Decision Report 201302039

  • Case ref:
    201302039
  • Date:
    November 2014
  • Body:
    Greater Glasgow and Clyde NHS Board
  • Sector:
    Health
  • Outcome:
    Some upheld, recommendations
  • Subject:
    clinical treatment / diagnosis

Summary

Mrs C's mother (Mrs A) had a history of urinary problems. She was referred for a CT scan of her kidneys in 2011 which highlighted a mass on her kidney. Further tests diagnosed cancer, and a plan was made to discuss this with Mrs A at her next scheduled appointment. Before this could happen, however, Mrs A became unwell and was admitted to Gartnavel Hospital, where a doctor told her about the cancer. A cystoscopy and uteroscopy (examinations of the tubes that carry urine and the kidneys, using a narrow tube-like telescopic camera) were performed but it was not possible to obtain tissue samples for further analysis. Mrs A was discharged home and attended follow-up clinics. Following a multi-disciplinary team discussion about Mrs A's case, it was decided that she should have surgery, but the operation she needed was not routine. Before it could be arranged, Mrs A was admitted to hospital again, as she had suffered a suspected stroke. A scan showed an acute intracerebral bleed (where blood suddenly bursts into brain tissue). Staff felt that this was indicative of a brain tumour, so they started radiotherapy (a treatment using high-energy radiation) and postponed treating Mrs A's kidney tumour. It was later found that Mrs A did not have a brain tumour. Mrs A died shortly afterward.

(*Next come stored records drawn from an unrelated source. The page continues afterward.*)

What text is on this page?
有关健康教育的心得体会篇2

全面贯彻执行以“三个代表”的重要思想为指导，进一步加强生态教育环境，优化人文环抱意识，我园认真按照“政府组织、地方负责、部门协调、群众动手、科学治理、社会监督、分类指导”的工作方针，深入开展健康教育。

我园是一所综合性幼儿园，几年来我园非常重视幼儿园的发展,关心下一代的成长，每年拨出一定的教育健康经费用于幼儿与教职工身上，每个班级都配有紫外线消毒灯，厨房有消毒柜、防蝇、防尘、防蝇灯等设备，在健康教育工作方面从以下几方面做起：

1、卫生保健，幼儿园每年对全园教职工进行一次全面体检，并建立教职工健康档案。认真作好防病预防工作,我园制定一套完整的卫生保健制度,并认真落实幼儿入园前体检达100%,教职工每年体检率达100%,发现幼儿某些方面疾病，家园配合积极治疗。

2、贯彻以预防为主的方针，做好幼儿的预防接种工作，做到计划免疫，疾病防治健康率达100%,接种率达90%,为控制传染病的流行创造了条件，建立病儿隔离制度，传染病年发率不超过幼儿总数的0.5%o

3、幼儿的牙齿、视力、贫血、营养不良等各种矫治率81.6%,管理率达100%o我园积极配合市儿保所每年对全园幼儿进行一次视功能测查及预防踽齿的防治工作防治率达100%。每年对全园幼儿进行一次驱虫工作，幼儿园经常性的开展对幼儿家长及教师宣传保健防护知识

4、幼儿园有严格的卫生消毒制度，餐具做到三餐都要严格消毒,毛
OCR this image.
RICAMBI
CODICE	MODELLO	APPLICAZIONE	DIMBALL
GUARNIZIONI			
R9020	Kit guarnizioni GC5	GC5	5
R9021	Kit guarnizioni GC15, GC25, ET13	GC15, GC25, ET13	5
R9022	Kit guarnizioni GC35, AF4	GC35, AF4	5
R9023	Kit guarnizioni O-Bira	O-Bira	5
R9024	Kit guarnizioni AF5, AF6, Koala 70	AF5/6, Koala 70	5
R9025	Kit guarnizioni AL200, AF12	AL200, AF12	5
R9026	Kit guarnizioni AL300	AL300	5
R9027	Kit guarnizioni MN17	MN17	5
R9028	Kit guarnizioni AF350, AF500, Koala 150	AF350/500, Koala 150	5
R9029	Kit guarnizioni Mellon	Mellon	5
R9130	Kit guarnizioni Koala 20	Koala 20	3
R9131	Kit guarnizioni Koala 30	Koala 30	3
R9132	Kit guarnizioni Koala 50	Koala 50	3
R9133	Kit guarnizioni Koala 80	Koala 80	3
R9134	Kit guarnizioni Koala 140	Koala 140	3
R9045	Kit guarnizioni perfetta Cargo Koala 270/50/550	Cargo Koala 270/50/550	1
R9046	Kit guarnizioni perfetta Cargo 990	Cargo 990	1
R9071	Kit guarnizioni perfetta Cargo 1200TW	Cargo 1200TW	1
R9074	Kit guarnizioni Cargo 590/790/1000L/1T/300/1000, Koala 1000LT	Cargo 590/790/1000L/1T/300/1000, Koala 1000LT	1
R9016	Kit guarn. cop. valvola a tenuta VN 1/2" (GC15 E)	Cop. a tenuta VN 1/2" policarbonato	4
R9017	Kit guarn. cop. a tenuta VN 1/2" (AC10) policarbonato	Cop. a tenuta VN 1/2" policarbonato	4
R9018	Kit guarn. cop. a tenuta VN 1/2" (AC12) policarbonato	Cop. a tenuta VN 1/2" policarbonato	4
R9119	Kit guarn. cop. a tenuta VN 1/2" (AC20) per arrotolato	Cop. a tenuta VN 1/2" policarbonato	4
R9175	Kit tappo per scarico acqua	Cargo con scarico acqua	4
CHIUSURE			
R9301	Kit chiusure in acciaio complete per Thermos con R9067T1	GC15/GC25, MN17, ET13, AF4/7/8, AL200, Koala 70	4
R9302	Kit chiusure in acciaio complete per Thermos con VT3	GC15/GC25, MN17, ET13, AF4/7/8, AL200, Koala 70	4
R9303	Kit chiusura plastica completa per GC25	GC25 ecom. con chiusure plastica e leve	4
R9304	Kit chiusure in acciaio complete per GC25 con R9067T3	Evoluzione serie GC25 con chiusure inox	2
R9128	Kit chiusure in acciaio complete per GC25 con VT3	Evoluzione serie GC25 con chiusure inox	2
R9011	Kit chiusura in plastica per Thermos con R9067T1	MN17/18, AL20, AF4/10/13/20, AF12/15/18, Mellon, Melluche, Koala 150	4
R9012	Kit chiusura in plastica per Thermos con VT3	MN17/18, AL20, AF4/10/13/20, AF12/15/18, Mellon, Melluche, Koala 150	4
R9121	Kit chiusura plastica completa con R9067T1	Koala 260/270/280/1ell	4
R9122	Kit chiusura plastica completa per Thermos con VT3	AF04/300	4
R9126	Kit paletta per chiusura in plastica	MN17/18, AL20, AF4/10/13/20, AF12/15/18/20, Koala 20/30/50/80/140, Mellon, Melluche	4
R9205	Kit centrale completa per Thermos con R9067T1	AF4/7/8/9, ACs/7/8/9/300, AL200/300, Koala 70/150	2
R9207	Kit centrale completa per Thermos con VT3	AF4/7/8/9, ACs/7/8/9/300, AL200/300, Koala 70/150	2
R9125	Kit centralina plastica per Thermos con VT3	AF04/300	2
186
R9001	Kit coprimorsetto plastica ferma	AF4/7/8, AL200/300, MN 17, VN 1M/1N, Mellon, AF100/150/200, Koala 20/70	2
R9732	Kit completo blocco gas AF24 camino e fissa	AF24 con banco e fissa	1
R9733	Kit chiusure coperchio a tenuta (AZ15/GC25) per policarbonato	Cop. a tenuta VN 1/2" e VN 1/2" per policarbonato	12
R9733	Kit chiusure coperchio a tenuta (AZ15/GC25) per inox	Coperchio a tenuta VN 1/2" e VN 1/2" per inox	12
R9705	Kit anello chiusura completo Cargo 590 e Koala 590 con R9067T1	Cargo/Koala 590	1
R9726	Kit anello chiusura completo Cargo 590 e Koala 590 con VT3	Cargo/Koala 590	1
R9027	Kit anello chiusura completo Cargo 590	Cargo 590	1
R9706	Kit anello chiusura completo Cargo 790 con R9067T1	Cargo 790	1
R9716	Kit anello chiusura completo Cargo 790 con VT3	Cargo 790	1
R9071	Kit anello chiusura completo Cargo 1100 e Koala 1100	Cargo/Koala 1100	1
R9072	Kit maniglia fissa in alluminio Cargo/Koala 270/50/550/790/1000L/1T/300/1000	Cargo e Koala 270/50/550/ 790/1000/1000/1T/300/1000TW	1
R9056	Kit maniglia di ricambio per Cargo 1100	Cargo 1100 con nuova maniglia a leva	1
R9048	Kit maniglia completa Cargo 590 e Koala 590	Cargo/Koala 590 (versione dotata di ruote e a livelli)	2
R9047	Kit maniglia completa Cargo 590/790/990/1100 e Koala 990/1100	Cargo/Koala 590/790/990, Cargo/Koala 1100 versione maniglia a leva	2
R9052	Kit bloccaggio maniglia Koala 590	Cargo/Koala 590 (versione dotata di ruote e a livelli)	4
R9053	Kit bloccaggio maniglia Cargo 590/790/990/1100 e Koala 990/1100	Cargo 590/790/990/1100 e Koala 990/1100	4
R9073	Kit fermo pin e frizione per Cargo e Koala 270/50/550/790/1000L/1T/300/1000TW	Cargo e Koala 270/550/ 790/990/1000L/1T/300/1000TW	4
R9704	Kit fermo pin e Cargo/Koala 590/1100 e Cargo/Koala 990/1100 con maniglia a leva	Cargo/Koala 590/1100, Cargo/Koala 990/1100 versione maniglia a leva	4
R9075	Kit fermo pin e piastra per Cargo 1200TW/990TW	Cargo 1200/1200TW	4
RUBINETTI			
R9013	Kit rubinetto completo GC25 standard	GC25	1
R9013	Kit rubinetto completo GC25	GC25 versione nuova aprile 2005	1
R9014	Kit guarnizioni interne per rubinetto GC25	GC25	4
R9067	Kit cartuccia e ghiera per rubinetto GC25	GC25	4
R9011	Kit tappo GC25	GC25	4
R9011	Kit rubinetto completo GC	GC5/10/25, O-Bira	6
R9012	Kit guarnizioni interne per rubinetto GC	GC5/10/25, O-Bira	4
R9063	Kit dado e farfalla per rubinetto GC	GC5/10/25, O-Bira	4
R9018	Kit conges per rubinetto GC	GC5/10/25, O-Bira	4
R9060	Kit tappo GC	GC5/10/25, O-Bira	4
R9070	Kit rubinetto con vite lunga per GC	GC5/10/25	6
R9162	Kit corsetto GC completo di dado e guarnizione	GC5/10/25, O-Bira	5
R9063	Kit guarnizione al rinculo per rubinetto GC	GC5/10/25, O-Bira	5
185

Mrs C complained that there were delays in diagnosing and treating Mrs A's kidney tumour. She also complained about the misdiagnosis of a brain tumour, explaining that this diagnosis caused Mrs A to enter a deep depression.

After taking independent advice from two of our medical advisers - a cancer specialist and a kidney specialist - we found that Mrs A's clinical treatment was largely good. We did find that there were unacceptable delays to two diagnostic scans, but there was nothing to suggest that this had any impact on Mrs A's overall prognosis (the forecast of the likely outcome of her condition). We accepted advice that, based on the evidence available to the clinical team, the diagnosis of a brain tumour was reasonable and that it was reasonable to start radiotherapy. That said, we were critical of the board's communication with Mrs A about her diagnosis and the treatment she received.

Recommendations

We recommended that the board:

  • apologise to Mrs C that the overall time from the first suspicion of cancer to proposed treatment exceeded 62 days in her mother's case; and
  • apologise to Mrs C that her mother was not advised sooner of the scan results.